A follow up on "how to ask better questions"

Four ways to reduce your bias in interviews

As discussed in the last post, we have a lot of assumptions on how the world works and how others think. The best way to challenge them is through external input (see here). However, we tend to mainly see and hear things, that confirm our own believs. The problem of a confirmation bias. This makes it hard to see evidence of our assumptions being wrong.

How to get unbiased input?

Let’s assume you want to ask your customers how to build a better product. But you want to hear their truth, not your believs expressed in their words. How do you have to ask them? Because them giving the right kind of answers is your responsibility.

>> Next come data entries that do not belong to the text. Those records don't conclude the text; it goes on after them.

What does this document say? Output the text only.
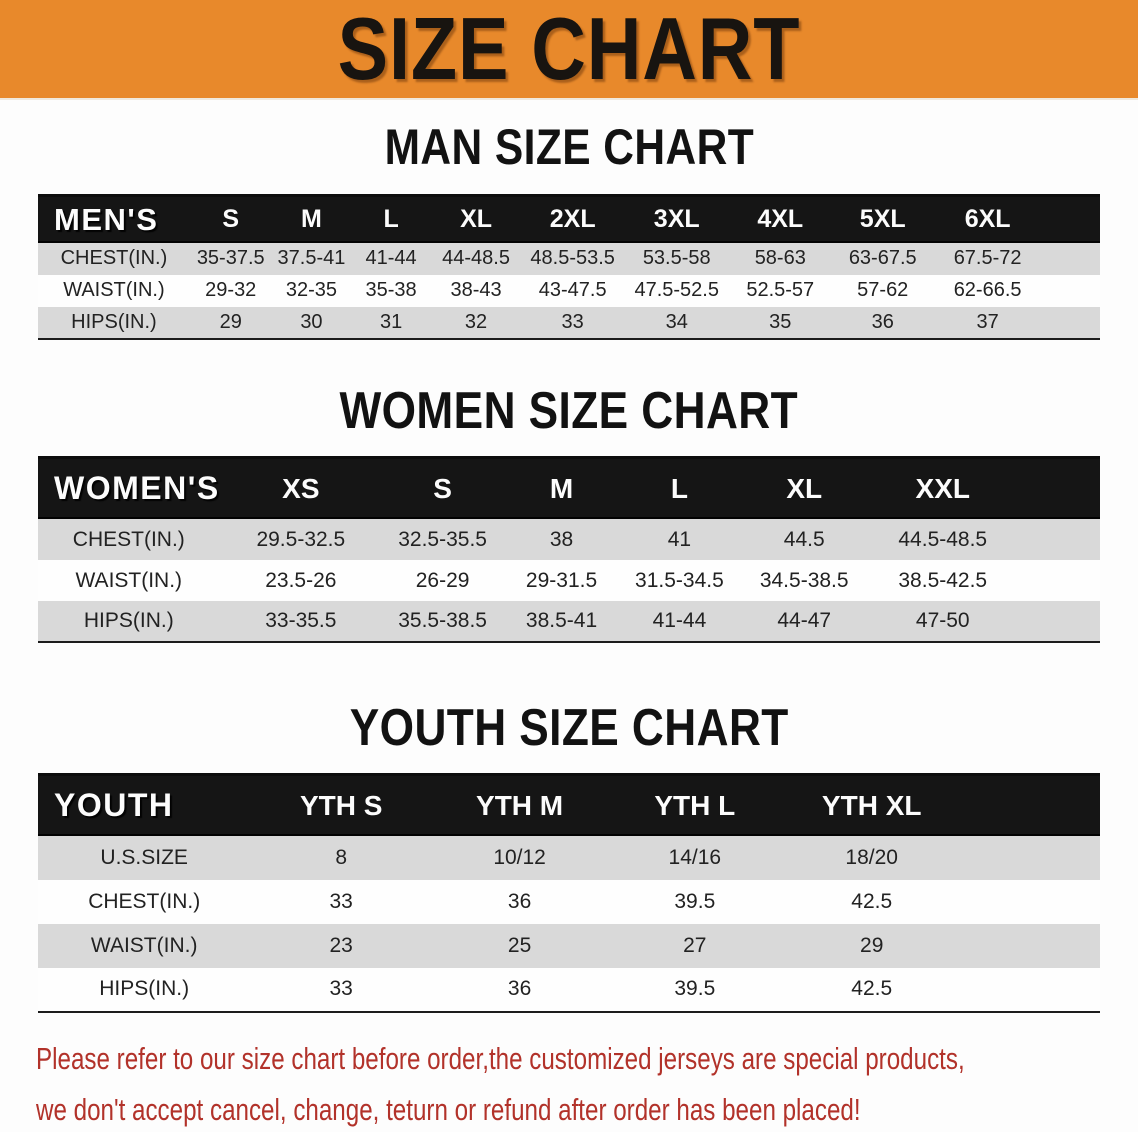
SIZE CHART
MAN SIZE CHART
MEN'S	S	M	L	XL	2XL	3XL	4XL	5XL	6XL
CHEST(IN.)	35-37.5	37.5-41	41-44	44-48.5	48.5-53.5	53.5-58	58-63	63-67.5	67.5-72
WAIST(IN.)	29-32	32-35	35-38	38-43	43-47.5	47.5-52.5	52.5-57	57-62	62-66.5
HIPS(IN.)	29	30	31	32	33	34	35	36	37
WOMEN SIZE CHART
WOMEN'S	XS	S	M	L	XL	XXL
CHEST(IN.)	29.5-32.5	32.5-35.5	38	41	44.5	44.5-48.5
WAIST(IN.)	23.5-26	26-29	29-31.5	31.5-34.5	34.5-38.5	38.5-42.5
HIPS(IN.)	33-35.5	35.5-38.5	38.5-41	41-44	44-47	47-50
YOUTH SIZE CHART
YOUTH	YTH S	YTH M	YTH L	YTH XL
U.S.SIZE	8	10/12	14/16	18/20
CHEST(IN.)	33	36	39.5	42.5
WAIST(IN.)	23	25	27	29
HIPS(IN.)	33	36	39.5	42.5

Please refer to our size chart before order,the customized jerseys are special products,

we don't accept cancel, change, teturn or refund after order has been placed!
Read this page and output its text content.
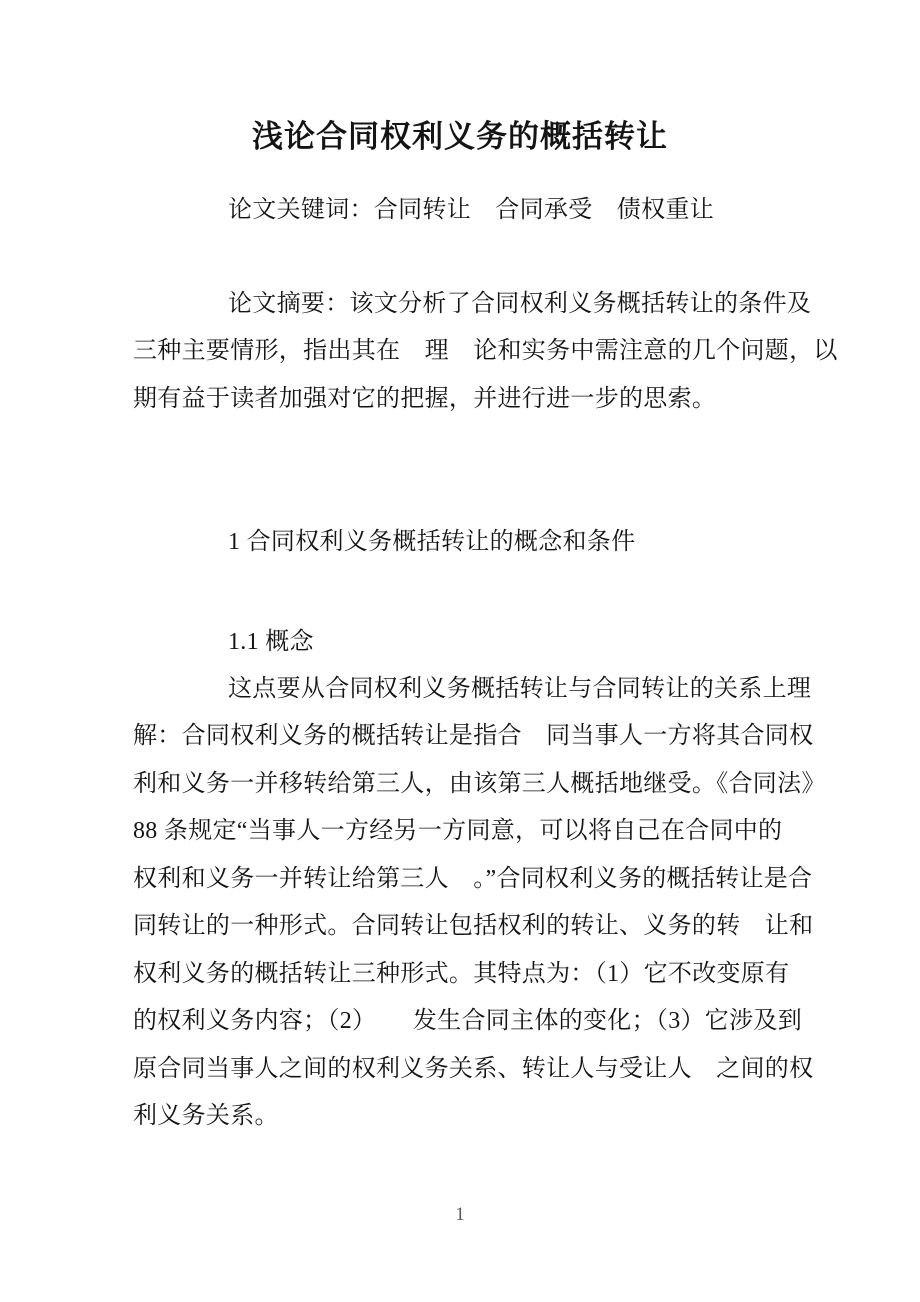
浅论合同权利义务的概括转让
论文关键词：合同转让　合同承受　债权重让
论文摘要：该文分析了合同权利义务概括转让的条件及
三种主要情形，指出其在　理　论和实务中需注意的几个问题，以
期有益于读者加强对它的把握，并进行进一步的思索。
1 合同权利义务概括转让的概念和条件
1.1 概念
这点要从合同权利义务概括转让与合同转让的关系上理
解：合同权利义务的概括转让是指合　同当事人一方将其合同权
利和义务一并移转给第三人，由该第三人概括地继受。《合同法》
88 条规定“当事人一方经另一方同意，可以将自己在合同中的
权利和义务一并转让给第三人　。”合同权利义务的概括转让是合
同转让的一种形式。合同转让包括权利的转让、义务的转　让和
权利义务的概括转让三种形式。其特点为：（1）它不改变原有
的权利义务内容；（2）　　发生合同主体的变化；（3）它涉及到
原合同当事人之间的权利义务关系、转让人与受让人　之间的权
利义务关系。
1
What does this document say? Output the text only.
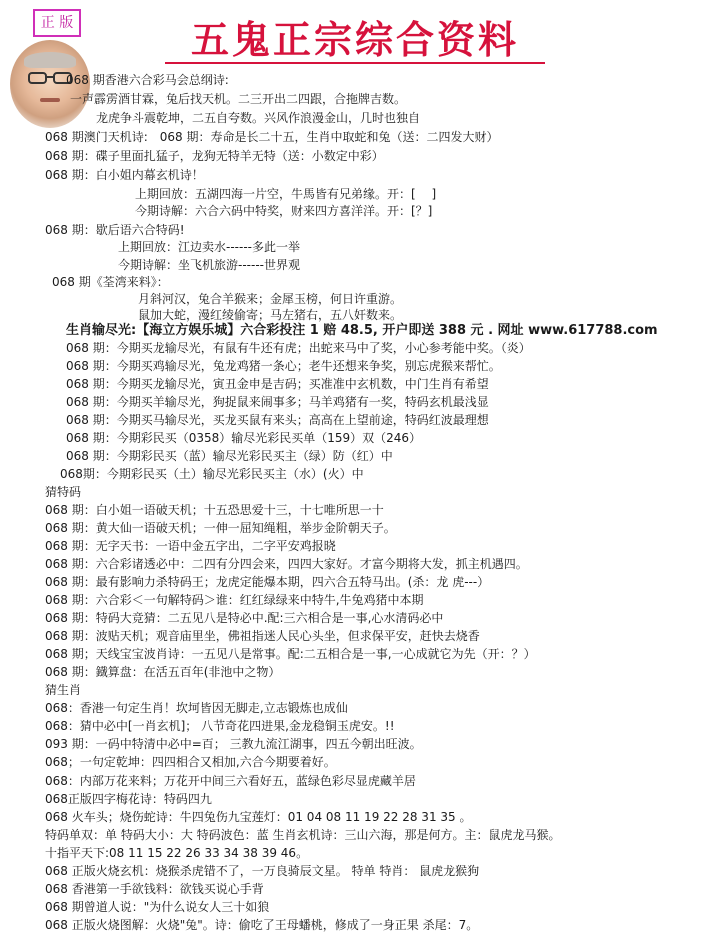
正 版	五鬼正宗综合资料
068 期香港六合彩马会总纲诗:
一声霹雳酒甘霖，兔后找天机。二三开出二四跟，合拖牌吉数。
龙虎争斗震乾坤，二五自夸数。兴风作浪漫金山，几时也独自
068 期澳门天机诗:　068 期：寿命是长二十五，生肖中取蛇和兔（送：二四发大财）
068 期：碟子里面扎猛子，龙狗无特羊无特（送：小数定中彩）
068 期：白小姐内幕玄机诗！
上期回放：五湖四海一片空，牛馬皆有兄弟缘。开：[　 ]
今期诗解：六合六码中特奖，财来四方喜洋洋。开：[？]
068 期：歇后语六合特码!
上期回放：江边卖水------多此一举
今期诗解：坐飞机旅游------世界观
068 期《荃湾来料》：
月斜河汉，兔合羊猴来；金犀玉榜，何日许重游。
鼠加大蛇，漫红绫偷寄；马左猪右，五八奸数来。
生肖输尽光:【海立方娱乐城】六合彩投注 1 赔 48.5, 开户即送 388 元 . 网址 www.617788.com
068 期：今期买龙输尽光，有鼠有牛还有虎；出蛇来马中了奖，小心参考能中奖。（炎）
068 期：今期买鸡输尽光，兔龙鸡猪一条心；老牛还想来争奖，别忘虎猴来帮忙。
068 期：今期买龙输尽光，寅丑金申是吉码；买准准中玄机数，中门生肖有希望
068 期：今期买羊输尽光，狗捉鼠来闹事多；马羊鸡猪有一奖，特码玄机最浅显
068 期：今期买马输尽光，买龙买鼠有来头；高高在上望前途，特码红波最理想
068 期：今期彩民买（0358）输尽光彩民买单（159）双（246）
068 期：今期彩民买（蓝）输尽光彩民买主（绿）防（红）中
068期：今期彩民买（土）输尽光彩民买主（水）(火）中
猜特码
068 期：白小姐一语破天机；十五恐思爱十三，十七唯所思一十
068 期：黄大仙一语破天机；一伸一屈知绳粗，举步金阶朝天子。
068 期：无字天书：一语中金五字出，二字平安鸡报晓
068 期：六合彩诸透必中：二四有分四会来，四四大家好。才富今期将大发，抓主机遇四。
068 期：最有影响力杀特码王；龙虎定能爆本期，四六合五特马出。(杀：龙 虎---）
068 期：六合彩＜一句解特码＞谁：红红绿绿来中特牛,牛兔鸡猪中本期
068 期：特码大竞猜：二五见八是特必中.配:三六相合是一事,心水清码必中
068 期：波贴天机；观音庙里坐，佛祖指迷人民心头坐，但求保平安，赶快去烧香
068 期；天线宝宝波肖诗：一五见八是常事。配:二五相合是一事,一心成就它为先（开：？）
068 期：鐡算盘：在活五百年(非池中之物）
猜生肖
068：香港一句定生肖！坎坷皆因无脚走,立志锻炼也成仙
068：猜中必中[一肖玄机]； 八节奇花四进果,金龙稳铜玉虎安。!!
093 期：一码中特清中必中=百； 三教九流江湖事，四五今朝出旺波。
068；一句定乾坤：四四相合又相加,六合今期要着好。
068：内部万花来料；万花开中间三六看好五，蓝绿色彩尽显虎藏羊居
068正版四字梅花诗：特码四九
068 火车头；烧伤蛇诗：牛四兔伤九宝莲灯：01 04 08 11 19 22 28 31 35 。
特码单双：单 特码大小：大 特码波色：蓝 生肖玄机诗：三山六海，那是何方。主：鼠虎龙马猴。
十指平天下:08 11 15 22 26 33 34 38 39 46。
068 正版火烧玄机：烧猴杀虎错不了，一万良骑辰文星。 特单 特肖： 鼠虎龙猴狗
068 香港第一手欲钱料：欲钱买说心手背
068 期曾道人说："为什么说女人三十如狼
068 正版火烧图解：火烧"兔"。诗：偷吃了王母蟠桃，修成了一身正果 杀尾：7。
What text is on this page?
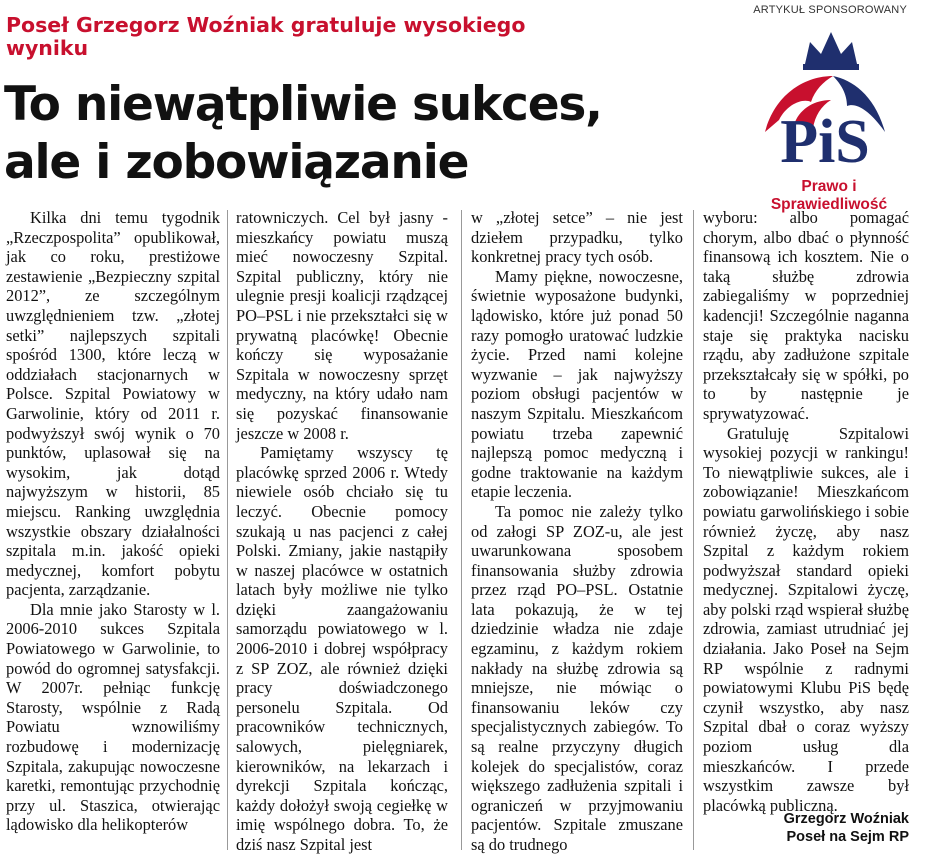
ARTYKUŁ SPONSOROWANY
Poseł Grzegorz Woźniak gratuluje wysokiego wyniku
To niewątpliwie sukces,
ale i zobowiązanie	PiS
Prawo i Sprawiedliwość

Kilka dni temu tygodnik „Rzeczpospolita” opublikował, jak co roku, prestiżowe zestawienie „Bezpieczny szpital 2012”, ze szczególnym uwzględnieniem tzw. „złotej setki” najlepszych szpitali spośród 1300, które leczą w oddziałach stacjonarnych w Polsce. Szpital Powiatowy w Garwolinie, który od 2011 r. podwyższył swój wynik o 70 punktów, uplasował się na wysokim, jak dotąd najwyższym w historii, 85 miejscu. Ranking uwzględnia wszystkie obszary działalności szpitala m.in. jakość opieki medycznej, komfort pobytu pacjenta, zarządzanie.

Dla mnie jako Starosty w l. 2006-2010 sukces Szpitala Powiatowego w Garwolinie, to powód do ogromnej satysfakcji. W 2007r. pełniąc funkcję Starosty, wspólnie z Radą Powiatu wznowiliśmy rozbudowę i modernizację Szpitala, zakupując nowoczesne karetki, remontując przychodnię przy ul. Staszica, otwierając lądowisko dla helikopterów

ratowniczych. Cel był jasny - mieszkańcy powiatu muszą mieć nowoczesny Szpital. Szpital publiczny, który nie ulegnie presji koalicji rządzącej PO–PSL i nie przekształci się w prywatną placówkę! Obecnie kończy się wyposażanie Szpitala w nowoczesny sprzęt medyczny, na który udało nam się pozyskać finansowanie jeszcze w 2008 r.

Pamiętamy wszyscy tę placówkę sprzed 2006 r. Wtedy niewiele osób chciało się tu leczyć. Obecnie pomocy szukają u nas pacjenci z całej Polski. Zmiany, jakie nastąpiły w naszej placówce w ostatnich latach były możliwe nie tylko dzięki zaangażowaniu samorządu powiatowego w l. 2006-2010 i dobrej współpracy z SP ZOZ, ale również dzięki pracy doświadczonego personelu Szpitala. Od pracowników technicznych, salowych, pielęgniarek, kierowników, na lekarzach i dyrekcji Szpitala kończąc, każdy dołożył swoją cegiełkę w imię wspólnego dobra. To, że dziś nasz Szpital jest

w „złotej setce” – nie jest dziełem przypadku, tylko konkretnej pracy tych osób.

Mamy piękne, nowoczesne, świetnie wyposażone budynki, lądowisko, które już ponad 50 razy pomogło uratować ludzkie życie. Przed nami kolejne wyzwanie – jak najwyższy poziom obsługi pacjentów w naszym Szpitalu. Mieszkańcom powiatu trzeba zapewnić najlepszą pomoc medyczną i godne traktowanie na każdym etapie leczenia.

Ta pomoc nie zależy tylko od załogi SP ZOZ-u, ale jest uwarunkowana sposobem finansowania służby zdrowia przez rząd PO–PSL. Ostatnie lata pokazują, że w tej dziedzinie władza nie zdaje egzaminu, z każdym rokiem nakłady na służbę zdrowia są mniejsze, nie mówiąc o finansowaniu leków czy specjalistycznych zabiegów. To są realne przyczyny długich kolejek do specjalistów, coraz większego zadłużenia szpitali i ograniczeń w przyjmowaniu pacjentów. Szpitale zmuszane są do trudnego

wyboru: albo pomagać chorym, albo dbać o płynność finansową ich kosztem. Nie o taką służbę zdrowia zabiegaliśmy w poprzedniej kadencji! Szczególnie naganna staje się praktyka nacisku rządu, aby zadłużone szpitale przekształcały się w spółki, po to by następnie je sprywatyzować.

Gratuluję Szpitalowi wysokiej pozycji w rankingu! To niewątpliwie sukces, ale i zobowiązanie! Mieszkańcom powiatu garwolińskiego i sobie również życzę, aby nasz Szpital z każdym rokiem podwyższał standard opieki medycznej. Szpitalowi życzę, aby polski rząd wspierał służbę zdrowia, zamiast utrudniać jej działania. Jako Poseł na Sejm RP wspólnie z radnymi powiatowymi Klubu PiS będę czynił wszystko, aby nasz Szpital dbał o coraz wyższy poziom usług dla mieszkańców. I przede wszystkim zawsze był placówką publiczną.

Grzegorz Woźniak
Poseł na Sejm RP
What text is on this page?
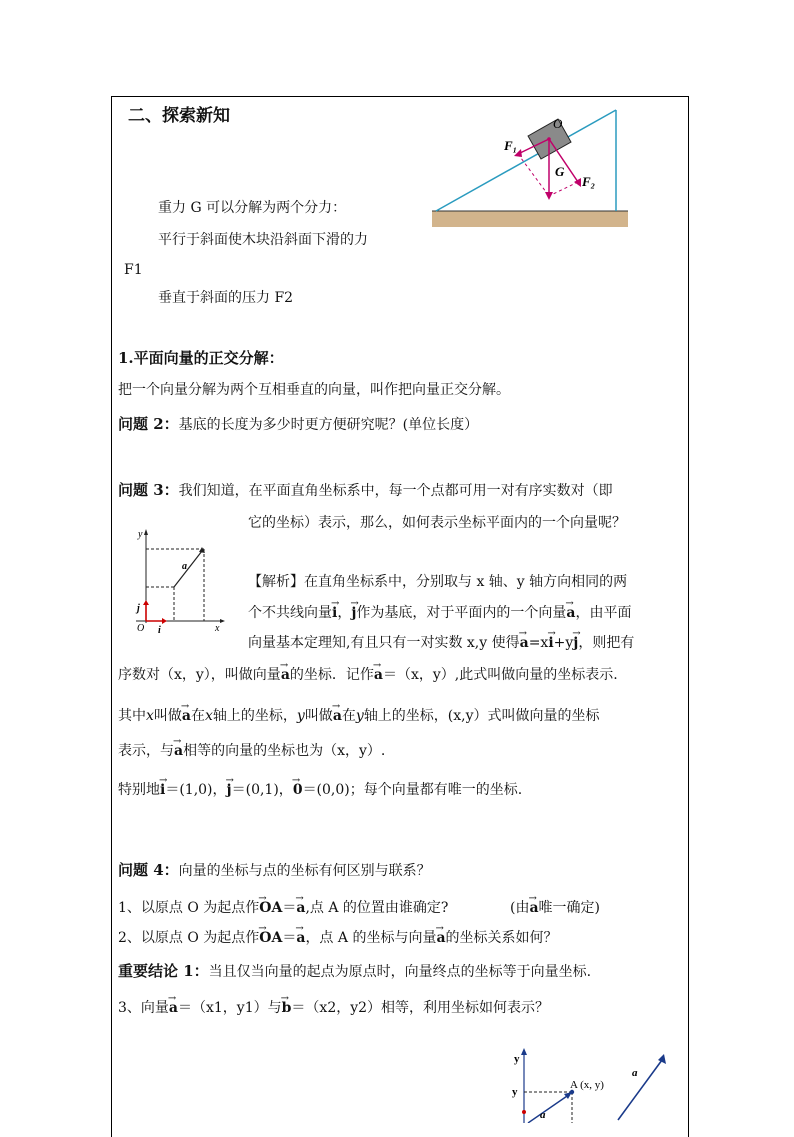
二、探索新知	O
F₁
G
F₂
重力 G 可以分解为两个分力：
平行于斜面使木块沿斜面下滑的力
F1
垂直于斜面的压力 F2
1.平面向量的正交分解：
把一个向量分解为两个互相垂直的向量，叫作把向量正交分解。
问题 2：基底的长度为多少时更方便研究呢？(单位长度）
问题 3：我们知道，在平面直角坐标系中，每一个点都可用一对有序实数对（即
它的坐标）表示，那么，如何表示坐标平面内的一个向量呢？
y
x
a
j
O i
【解析】在直角坐标系中，分别取与 x 轴、y 轴方向相同的两
个不共线向量→ i，→ j作为基底，对于平面内的一个向量→ a，由平面
向量基本定理知,有且只有一对实数 x,y 使得→ a=x→ i+y→ j，则把有
序数对（x，y），叫做向量→ a的坐标．记作→ a＝（x，y）,此式叫做向量的坐标表示.
其中x叫做→ a在x轴上的坐标，y叫做→ a在y轴上的坐标，(x,y）式叫做向量的坐标
表示，与→ a相等的向量的坐标也为（x，y）.
特别地→ i＝(1,0)，→ j＝(0,1)，→ 0＝(0,0)；每个向量都有唯一的坐标.
问题 4：向量的坐标与点的坐标有何区别与联系？
1、以原点 O 为起点作→ OA＝→ a,点 A 的位置由谁确定?	(由→ a唯一确定)
2、以原点 O 为起点作→ OA＝→ a，点 A 的坐标与向量→ a的坐标关系如何？
重要结论 1：当且仅当向量的起点为原点时，向量终点的坐标等于向量坐标.
3、向量→ a＝（x1，y1）与→ b＝（x2，y2）相等，利用坐标如何表示？
y
y
A (x, y)
a
a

Here are four tips on how to ask better questions. They are a follow up on the recent “Five steps to asking better questions” article, but with a focus on bias-reduction:

  1. Understand problems instead of solutions

  2. Go for the story, not just the abstract

  3. Play dumb

  4. Replay what you heard

Let’s look into them a bit more

Understand problems instead of solutions

Many people developing products are in love with their own solution. They have strong assumptions on why their creation is amazing. These are hard to challenge. Especially since your customers likely don’t feel as strongly about them. To reduce bias, just don’t talk about solutions. Try to understand the problem.

Let’s take an example of some solution based question:

  • “How important is sustainability to you when deciding for a product?

  • “What features do you like / miss?”

  • “Why did you decide to buy this product?”

All these questions have a solution in mind. And the solution is based on your assumptions. Or even worse, your customers assumptions. You will only get:

  • Their opinion on how important sustainability is

  • Opinions on your features or the features they came up with themselves. But customers usually don’t know the best solution to their own problems

  • The story they tell themselves and others on why they bought the product. Not the metric when they decided for the product.

Go for the story, not just the abstract

People don’t act like they say they will. Thus it’s best to go for past decisions made. You want to know what they did, not what they say they will do. But you can’t just ask them, why they did something. It will be filtered by your bias and by their bias. You have to go for the whole story.

Let’s say, your customer bought a book. If you ask them, why they did it, they will tell you something about the book itself. And they will most probably leave out the most important part: The context.

One questions I like a lot is: “What did you do, just before you bought the book?”

Here are two possible answers, that radically change the purpose the book was serving.

  1. I was browsing a bookstore at a trainstation, because my train was late.

  2. I read an article about a topic online and wanted to find additional information.

Play dumb

You can’t assume and pretend ignorance at the same time. Playing dumb reduces your own opportunity to bring in bias into the discussion. A “play dumb” follow-up for the questions above might be:

“So you just walked into the store and took the first book and bought it?”

Thats most probably not what happened and you know that. But it’s a way better questions then:

“What made you choose this book? The cover?”

Go for the story and pretend, that you don’t know how things are done. This opens the field for unexpted new insights.

Replay what you’ve heard

If something seems odd to you, take what you heard and replay it. Exaggerate it and ask, if that’s what happened. Most people love to correct a wrong story.

“So you walked into the bookstore, saw a bright orange cover and just bought the book right away? Is that how you usually buy books?

Rarely will they tell you, that they buy books because of the color. But they will tell you, what else crossed their mind. And then you can go deeper into the story, play dumb again and try to really get the problem they wanted to solve.

Reducing bias needs practice. But you can practice this everywhere

“May I ask you, what made you buy this box of tomatoes?” and “Can you remember, when you decided to work in this bookstore?” are perfectly reasonable opening questions.